Ethiopian PM sacks high officers as Tigray battle mounts | Ethiopia

Abiy Ahmed fires his army chief and other senior aides as reports of causalities in Tigray continue to grow.

Ethiopian Prime Minister Abiy Ahmed has sacked his army chief, intelligence chief and foreign minister as the military resumes a five-day operation in the northern Tigray region with a new round of air strikes.

Abiy’s office made the announcement on its Twitter feed on Sunday and gave no reason for the changes as the reported number of soldiers wounded in the conflict continued to rise.

It was said that Deputy Prime Minister Demeke Mekonnen had been appointed Foreign Minister and Birhanu Jula had been promoted from Deputy Army Chief to Army Chief of Staff.

Abiy also appointed Temesgen Tiruneh, who was president of the Amhara region, as the new chief of intelligence.

The Prime Minister is following a military campaign he announced early Wednesday morning, despite international requests for dialogue with the Tigray People’s Liberation Front (TPLF) to avoid civil war.

In a report on Saturday, the United Nations said nine million people were at risk from the escalating conflict and warned that Wednesday’s government declaration on the state of emergency in Tigray was blocking food and other relief supplies.

Tigrayans dominated Ethiopian politics for decades until Abiy took office in 2018. They fight against his efforts to reduce their influence.

Reports of causalities

Meanwhile, a medical officer told AFP that 98 government soldiers had been treated for gunshot wounds at a hospital in the neighboring Amhara region. This is the latest indication that the fighting has been intense.

Abiy and military leaders have touted the successes of Ethiopian soldiers against forces loyal to the TPLF, but a communications failure in the region has made it difficult to verify their accounts.

An Ethiopian military plane bombed a missile and artillery station next to the airport in the capital Mekelle of the Tigray region on Sunday. One military and two diplomatic sources told Reuters news agency that it was not immediately clear what was destroyed in the bombing.

According to the sources, the plane left a military base in the city of Bahir Dar in Amhara.

The new army chief Birhanu told a state newspaper on Sunday that the army had control of several cities near the Eritrean border, including Dansha and Shire, but did not say when the army occupied those areas.

Due to the communications failure in the area, it was impossible to review the report.

Reports of dead and wounded soldiers have surfaced in Amhara in recent days, where a humanitarian worker said three died on Saturday and 35 received treatment, according to AFP. On Friday, 105 injured and five dead were reported in the region.

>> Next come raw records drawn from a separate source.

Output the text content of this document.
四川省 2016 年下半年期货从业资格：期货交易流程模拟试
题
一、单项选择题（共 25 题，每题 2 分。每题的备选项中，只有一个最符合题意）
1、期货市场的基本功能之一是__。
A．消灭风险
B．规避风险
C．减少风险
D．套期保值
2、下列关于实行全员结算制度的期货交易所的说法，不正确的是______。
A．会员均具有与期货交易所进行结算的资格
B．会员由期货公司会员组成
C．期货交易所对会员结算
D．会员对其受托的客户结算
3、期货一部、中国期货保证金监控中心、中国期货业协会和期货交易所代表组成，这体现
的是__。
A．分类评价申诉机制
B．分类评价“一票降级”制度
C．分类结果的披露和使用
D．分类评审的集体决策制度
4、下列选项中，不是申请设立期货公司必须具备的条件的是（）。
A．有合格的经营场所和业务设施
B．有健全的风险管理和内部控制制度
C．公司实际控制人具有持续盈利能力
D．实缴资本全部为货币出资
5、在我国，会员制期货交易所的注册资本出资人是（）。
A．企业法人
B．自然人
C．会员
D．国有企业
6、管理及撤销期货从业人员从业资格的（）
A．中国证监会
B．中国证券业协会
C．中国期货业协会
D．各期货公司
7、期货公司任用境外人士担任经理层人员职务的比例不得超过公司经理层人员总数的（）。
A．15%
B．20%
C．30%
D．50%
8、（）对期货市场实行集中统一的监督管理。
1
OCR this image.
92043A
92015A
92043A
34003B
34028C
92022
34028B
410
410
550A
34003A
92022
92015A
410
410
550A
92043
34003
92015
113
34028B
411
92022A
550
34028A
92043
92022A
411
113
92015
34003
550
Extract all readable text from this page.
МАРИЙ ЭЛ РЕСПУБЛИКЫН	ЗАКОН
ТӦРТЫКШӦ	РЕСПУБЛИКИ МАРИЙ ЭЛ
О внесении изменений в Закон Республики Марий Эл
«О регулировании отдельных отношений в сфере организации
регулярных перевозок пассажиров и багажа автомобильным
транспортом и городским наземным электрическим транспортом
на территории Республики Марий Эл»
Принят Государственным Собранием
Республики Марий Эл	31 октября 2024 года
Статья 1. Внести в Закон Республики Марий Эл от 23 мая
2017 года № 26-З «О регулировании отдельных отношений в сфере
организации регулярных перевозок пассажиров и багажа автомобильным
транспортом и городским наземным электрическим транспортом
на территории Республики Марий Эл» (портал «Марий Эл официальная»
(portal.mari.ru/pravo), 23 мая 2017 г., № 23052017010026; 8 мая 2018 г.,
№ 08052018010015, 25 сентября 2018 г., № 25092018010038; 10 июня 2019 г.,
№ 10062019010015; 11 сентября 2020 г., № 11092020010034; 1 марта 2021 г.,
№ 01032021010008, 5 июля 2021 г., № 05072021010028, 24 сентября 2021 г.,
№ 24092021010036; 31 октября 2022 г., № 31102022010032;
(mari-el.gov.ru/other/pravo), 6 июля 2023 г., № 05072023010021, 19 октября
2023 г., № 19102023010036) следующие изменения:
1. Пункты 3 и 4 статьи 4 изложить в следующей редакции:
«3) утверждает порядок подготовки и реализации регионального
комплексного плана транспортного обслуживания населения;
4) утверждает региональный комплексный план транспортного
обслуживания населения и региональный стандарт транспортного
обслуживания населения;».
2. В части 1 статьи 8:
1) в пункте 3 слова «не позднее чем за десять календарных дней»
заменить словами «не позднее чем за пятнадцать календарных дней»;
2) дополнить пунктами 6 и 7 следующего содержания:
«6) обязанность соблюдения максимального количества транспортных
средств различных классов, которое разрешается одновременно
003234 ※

Abiy spoke on Saturday with UN Secretary General Antonio Guterres, who “offered his good offices”.

According to the UN spokesman, Guterres also spoke to the head of the African Union, Moussa Faki Mahamat, and the Sudanese Prime Minister Abdalla Hamdok in his capacity as chairman of the regional Africa group IGAD.

Experts have raised concerns that the conflict could not only break up Ethiopia, but also reverberate across the region and involve external forces.

“This could be the start of a civil war, but that is not certain,” said Martin Plaut, a longtime political observer in the Horn of Africa. “The situation in Tigray is one of many crises in the country, but it could worsen as it involves other Ethiopian regions while threatening neighboring Sudan and Eritrea.”